Some 25.6 million people — more than 10% of all adults — relied on loans from those close to them to meet spending needs, according to the Census Bureau’s latest Household Pulse survey of finances, which covered the period from March 30 to April 11.

That figure was up from 19.1 million a year earlier, when the question was first asked

Millennials were the most likely to borrow from family and friends. Almost 40 million households are headed by a Millennial — almost as many as those led by Boomers — yet they hold just 6.4% of the total national wealth, while Boomers have more than half of it.

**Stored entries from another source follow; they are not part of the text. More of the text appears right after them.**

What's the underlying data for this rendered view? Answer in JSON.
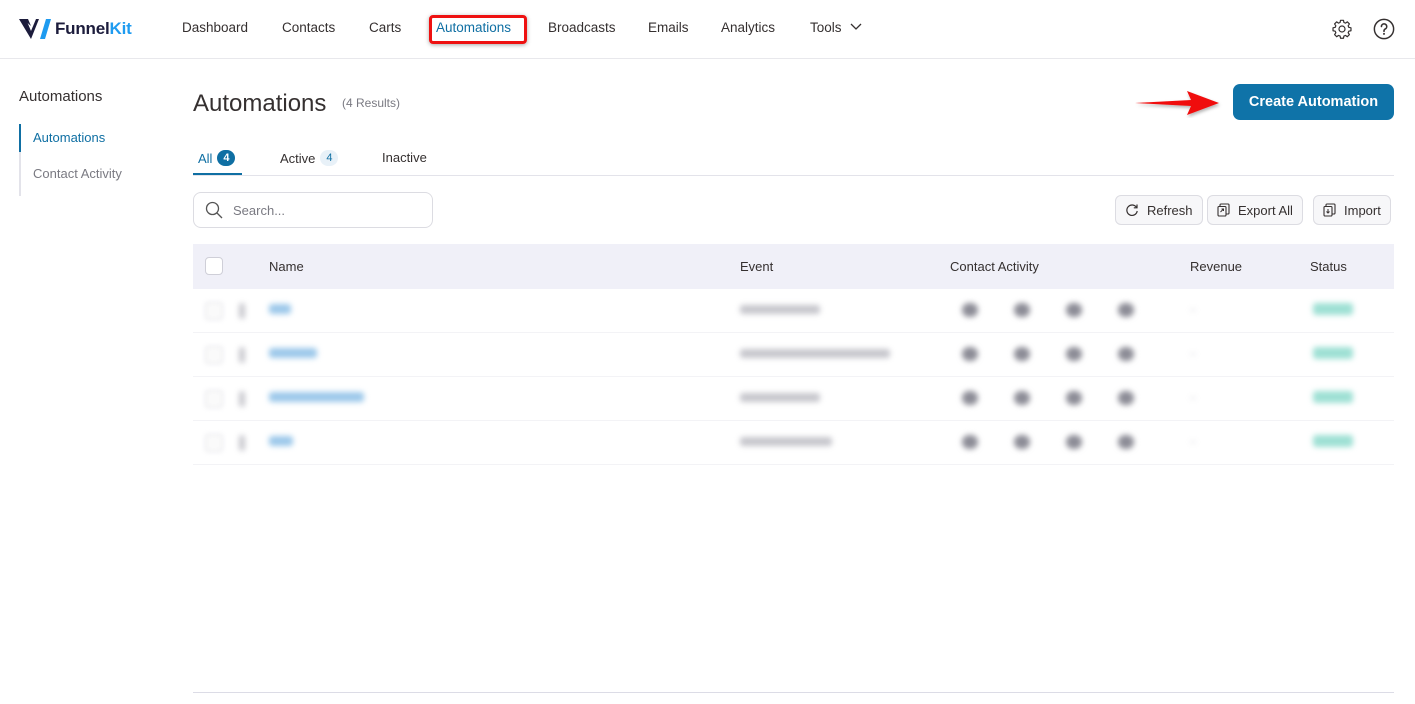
{
  "brand": {
    "name_part1": "Funnel",
    "name_part2": "Kit",
    "logo_icon": "funnelkit-logo-icon"
  },
  "nav": {
    "items": [
      {
        "label": "Dashboard",
        "active": false
      },
      {
        "label": "Contacts",
        "active": false
      },
      {
        "label": "Carts",
        "active": false
      },
      {
        "label": "Automations",
        "active": true
      },
      {
        "label": "Broadcasts",
        "active": false
      },
      {
        "label": "Emails",
        "active": false
      },
      {
        "label": "Analytics",
        "active": false
      },
      {
        "label": "Tools",
        "active": false,
        "has_dropdown": true
      }
    ],
    "right_icons": [
      "gear-icon",
      "help-circle-icon"
    ]
  },
  "sidebar": {
    "title": "Automations",
    "items": [
      {
        "label": "Automations",
        "active": true
      },
      {
        "label": "Contact Activity",
        "active": false
      }
    ]
  },
  "header": {
    "title": "Automations",
    "results": "(4 Results)",
    "create_button": "Create Automation"
  },
  "tabs": [
    {
      "label": "All",
      "count": "4",
      "active": true
    },
    {
      "label": "Active",
      "count": "4",
      "active": false
    },
    {
      "label": "Inactive",
      "count": null,
      "active": false
    }
  ],
  "search": {
    "placeholder": "Search...",
    "value": ""
  },
  "actions": {
    "refresh": "Refresh",
    "export_all": "Export All",
    "import": "Import"
  },
  "table": {
    "columns": [
      "Name",
      "Event",
      "Contact Activity",
      "Revenue",
      "Status"
    ],
    "rows_note": "Row contents are blurred/redacted in the screenshot",
    "row_count": 4
  },
  "colors": {
    "accent": "#0f73a8",
    "active_link": "#0f6fa3",
    "highlight_box": "#ee1111",
    "table_header_bg": "#f0f0f8"
  }
}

What’s more, many Millennials entered the job market in the long downturn that followed the 2008 crash, and have struggled with mounting student debts.

The Census Bureau survey also showed how financial strains map onto the country’s racial divides. The sharpest increase in borrowing from family and friends was among Black Americans, where the share increased to about 1 in 6, from 1 in 9 a year earlier.

There were also signs that regions experiencing the fastest price increases saw bigger jumps in borrowing from family and friends.

The share of borrowers rose to 16.6% in Riverside, California, and 14.9% in Atlanta — both roughly double the year-earlier figure. Those areas are among the U.S. metros with the highest inflation rates in the last couple of months.

The Census Bureau has been carrying out regular Household Pulse surveys since May 2020, as it seeks to measure the economic and social effects of the pandemic.  A growing number of federal agencies have been collaborating with the Bureau to broaden the data set.